Rebecca-Perl.jpg

Oink.

Welcome to my blog. I write about food and drink at home in Dorset and on my travels. Happy reading!

Scratch menu at Spring Restaurant

Scratch menu at Spring Restaurant

I very rarely write a full blog post any more, because social media seems to have usurped the blog post AND I don’t often go somewhere worthy of more than just a few lines under a photo on Instagram AND who reads it anyway? Well, tonight’s marvellous dinner gave me a kick up the bum to write a full post with not a care in the world about whether anyone would read it or not.
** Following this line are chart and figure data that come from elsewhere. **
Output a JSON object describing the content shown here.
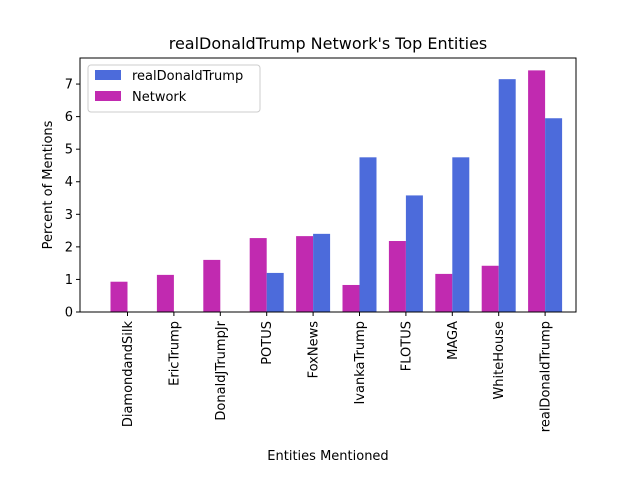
{
  "chart_data": {
    "type": "bar",
    "title": "realDonaldTrump Network's Top Entities",
    "xlabel": "Entities Mentioned",
    "ylabel": "Percent of Mentions",
    "ylim": [
      0,
      7.8
    ],
    "yticks": [
      0,
      1,
      2,
      3,
      4,
      5,
      6,
      7
    ],
    "grid": false,
    "legend_position": "top-left",
    "categories": [
      "DiamondandSilk",
      "EricTrump",
      "DonaldJTrumpJr",
      "POTUS",
      "FoxNews",
      "IvankaTrump",
      "FLOTUS",
      "MAGA",
      "WhiteHouse",
      "realDonaldTrump"
    ],
    "series": [
      {
        "name": "realDonaldTrump",
        "color": "#4c6bdb",
        "values": [
          0,
          0,
          0,
          1.2,
          2.4,
          4.75,
          3.58,
          4.75,
          7.15,
          5.95
        ]
      },
      {
        "name": "Network",
        "color": "#c12ab0",
        "values": [
          0.93,
          1.14,
          1.6,
          2.27,
          2.33,
          0.83,
          2.18,
          1.17,
          1.42,
          7.42
        ]
      }
    ]
  }
}
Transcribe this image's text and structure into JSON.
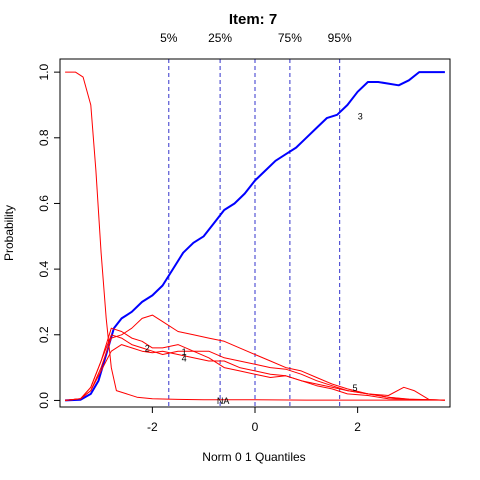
{
  "chart_data": {
    "type": "line",
    "title": "Item:  7",
    "xlabel": "Norm 0 1 Quantiles",
    "ylabel": "Probability",
    "xlim": [
      -3.8,
      3.8
    ],
    "ylim": [
      -0.02,
      1.04
    ],
    "x_ticks": [
      "-2",
      "0",
      "2"
    ],
    "y_ticks": [
      "0.0",
      "0.2",
      "0.4",
      "0.6",
      "0.8",
      "1.0"
    ],
    "quantile_lines": [
      {
        "label": "5%",
        "x": -1.68
      },
      {
        "label": "25%",
        "x": -0.68
      },
      {
        "label": "75%",
        "x": 0.68
      },
      {
        "label": "95%",
        "x": 1.65
      }
    ],
    "colors": {
      "highlight": "#0000ff",
      "options": "#ff0000",
      "quantile": "#3333cc"
    },
    "series": [
      {
        "name": "3",
        "highlight": true,
        "x": [
          -3.7,
          -3.4,
          -3.2,
          -3.05,
          -2.9,
          -2.75,
          -2.6,
          -2.4,
          -2.2,
          -2.0,
          -1.8,
          -1.6,
          -1.4,
          -1.2,
          -1.0,
          -0.8,
          -0.6,
          -0.4,
          -0.2,
          0,
          0.2,
          0.4,
          0.6,
          0.8,
          1.0,
          1.2,
          1.4,
          1.6,
          1.8,
          2.0,
          2.2,
          2.4,
          2.6,
          2.8,
          3.0,
          3.2,
          3.4,
          3.7
        ],
        "y": [
          0,
          0.002,
          0.02,
          0.06,
          0.14,
          0.22,
          0.25,
          0.27,
          0.3,
          0.32,
          0.35,
          0.4,
          0.45,
          0.48,
          0.5,
          0.54,
          0.58,
          0.6,
          0.63,
          0.67,
          0.7,
          0.73,
          0.75,
          0.77,
          0.8,
          0.83,
          0.86,
          0.87,
          0.9,
          0.94,
          0.97,
          0.97,
          0.965,
          0.96,
          0.975,
          1.0,
          1.0,
          1.0
        ]
      },
      {
        "name": "NA",
        "x": [
          -3.7,
          -3.5,
          -3.35,
          -3.2,
          -3.1,
          -3.0,
          -2.9,
          -2.8,
          -2.7,
          -2.5,
          -2.3,
          -2.0,
          -1.5,
          -1.0,
          0,
          1.0,
          2.0,
          3.0,
          3.7
        ],
        "y": [
          1.0,
          1.0,
          0.985,
          0.9,
          0.7,
          0.45,
          0.25,
          0.1,
          0.03,
          0.02,
          0.01,
          0.005,
          0.003,
          0.002,
          0.002,
          0.001,
          0.001,
          0.001,
          0.001
        ]
      },
      {
        "name": "1",
        "x": [
          -3.7,
          -3.4,
          -3.2,
          -3.0,
          -2.8,
          -2.6,
          -2.4,
          -2.2,
          -2.0,
          -1.8,
          -1.5,
          -1.2,
          -0.9,
          -0.6,
          -0.3,
          0,
          0.3,
          0.6,
          0.9,
          1.2,
          1.5,
          1.8,
          2.2,
          2.6,
          3.0,
          3.7
        ],
        "y": [
          0,
          0.005,
          0.04,
          0.12,
          0.2,
          0.19,
          0.17,
          0.16,
          0.15,
          0.14,
          0.15,
          0.15,
          0.13,
          0.1,
          0.09,
          0.08,
          0.07,
          0.075,
          0.06,
          0.045,
          0.035,
          0.02,
          0.015,
          0.005,
          0.003,
          0.001
        ]
      },
      {
        "name": "2",
        "x": [
          -3.7,
          -3.4,
          -3.2,
          -3.0,
          -2.8,
          -2.6,
          -2.4,
          -2.2,
          -2.0,
          -1.8,
          -1.5,
          -1.2,
          -0.9,
          -0.6,
          -0.3,
          0,
          0.3,
          0.6,
          0.9,
          1.2,
          1.5,
          1.8,
          2.2,
          2.6,
          3.0,
          3.7
        ],
        "y": [
          0,
          0.005,
          0.04,
          0.12,
          0.22,
          0.21,
          0.19,
          0.18,
          0.16,
          0.16,
          0.17,
          0.15,
          0.15,
          0.13,
          0.12,
          0.11,
          0.1,
          0.095,
          0.08,
          0.06,
          0.045,
          0.03,
          0.02,
          0.01,
          0.004,
          0.001
        ]
      },
      {
        "name": "4",
        "x": [
          -3.7,
          -3.4,
          -3.2,
          -3.0,
          -2.8,
          -2.6,
          -2.4,
          -2.2,
          -2.0,
          -1.8,
          -1.5,
          -1.2,
          -0.9,
          -0.6,
          -0.3,
          0,
          0.3,
          0.6,
          0.9,
          1.2,
          1.5,
          1.8,
          2.2,
          2.6,
          3.0,
          3.7
        ],
        "y": [
          0,
          0.005,
          0.03,
          0.09,
          0.15,
          0.17,
          0.16,
          0.15,
          0.145,
          0.15,
          0.14,
          0.13,
          0.12,
          0.12,
          0.1,
          0.09,
          0.08,
          0.075,
          0.06,
          0.05,
          0.04,
          0.03,
          0.02,
          0.01,
          0.003,
          0.001
        ]
      },
      {
        "name": "5",
        "x": [
          -3.7,
          -3.4,
          -3.2,
          -3.0,
          -2.8,
          -2.6,
          -2.4,
          -2.2,
          -2.0,
          -1.8,
          -1.5,
          -1.2,
          -0.9,
          -0.6,
          -0.3,
          0,
          0.3,
          0.6,
          0.9,
          1.2,
          1.5,
          1.8,
          2.2,
          2.6,
          2.9,
          3.1,
          3.4,
          3.7
        ],
        "y": [
          0,
          0.005,
          0.03,
          0.1,
          0.19,
          0.2,
          0.22,
          0.25,
          0.26,
          0.24,
          0.21,
          0.2,
          0.19,
          0.18,
          0.16,
          0.14,
          0.12,
          0.1,
          0.09,
          0.07,
          0.05,
          0.035,
          0.02,
          0.015,
          0.04,
          0.03,
          0.002,
          0.001
        ]
      }
    ],
    "series_labels": [
      {
        "text": "3",
        "x": 2.05,
        "y": 0.865
      },
      {
        "text": "2",
        "x": -2.1,
        "y": 0.158
      },
      {
        "text": "1",
        "x": -1.38,
        "y": 0.148
      },
      {
        "text": "4",
        "x": -1.38,
        "y": 0.128
      },
      {
        "text": "5",
        "x": 1.95,
        "y": 0.038
      },
      {
        "text": "NA",
        "x": -0.62,
        "y": -0.001
      }
    ]
  }
}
I met Jenny Ridgwell through the Guild of Food Writers. I say met – we have shared emails and phone calls over the years but had never met in person until tonight. We both arrived wearing pink specs and statement coats which boded very well indeed. I did some developmental editing on Jenny’s last book, I Taught Them To Cook, which documents her life as a home economics teacher in an east London comprehensive in the 1970s. I’ve recently done an early read of her follow-up, Cream Horns and Vol Au Vents, and it’s brilliant. It has all the humour, nostalgia and historical detail of the first book, but flows even more effortlessly. Jenny weaves in so many interesting facts and details, and paints a colouful picture of her life in London in 1972, - complete with the bands, fashion and top restaurants of the day – oh, and her three (count ‘em) handsome suitors!

Jenny recommended the Scratch menu at Spring restaurant in Somerset House, which is served Tues-Sat between 5.30 – 6.15pm and is limited to 30 guests per evening. She has been many times, and said it’s always been excellent. The Scratch menu takes surplus ingredients and transforms them into a delicious, nutritious meal. It’s not designed to be fancy or complicated. Think soups made from beetroot tops or potato skins and bread pudding made with yesterday’s bread. Tasty meals made from food waste. They use what they have to hand, and the menu changes every day.

There was no written menu and no choices to be made – just three courses and a pre-starter brought to your table (for this reason, they don’t accommodate dietary requirements). It is excellent value at £40, and a great way to experience a top restaurant on the cheap!

The setting oozes pared-down chic, from the gorgeous posies on each table to the crisp French linen tablecloths and napkins and the swoon-worthy pink floor tiles in the ladies toilets. The staff wore some pretty adorable uniforms too – think deep indigo linen and stripes.

The service was attentive and friendly. Our waiter was impressively knowledgeable and was able to answer most of our MANY questions – and those he couldn’t, he went and found out the answer. I was pleased to hear that the staff taste the menu ahead of every service, which is exactly how it should be. The chefs obviously work hard and have buckets of creativity to create a new menu each day.

Here’s what we ate, accompanied by a lovely carafe of Chablis:

  • Pre-starter: A croquette made with charcuterie, served with a punchy chilli sauce

  • Starter: Spinach and potato soup served with crème fraiche

  • Main: Monkfish (and bonus salmon?) served with faro, tomato sauce, carrot and celery

  • Dessert: Brulee lemon tart with cream and roasted figs

The food was exquisite. Each dish had such attention to detail and used so many processes. Every mouthful was a flavour bomb. I’d describe it as elevated comfort food - all centred around the best seasonal ingredients (waste versions, trimmings, past-its-best, misshapen and all). We were brought chocolate truffles with the bill, and left with very happy tummies indeed.

Scratch at Spring was the full gamut of things that make up a wonderful dining experience – it has to be more than great food alone. It’s the produce, the setting, the ambience, the company, the service, the concept and the creativity. And dining with Jenny was as fun as I’d hoped. It was a great recommendation of hers which feeds my theory: always trust a food writer in pink spectacles.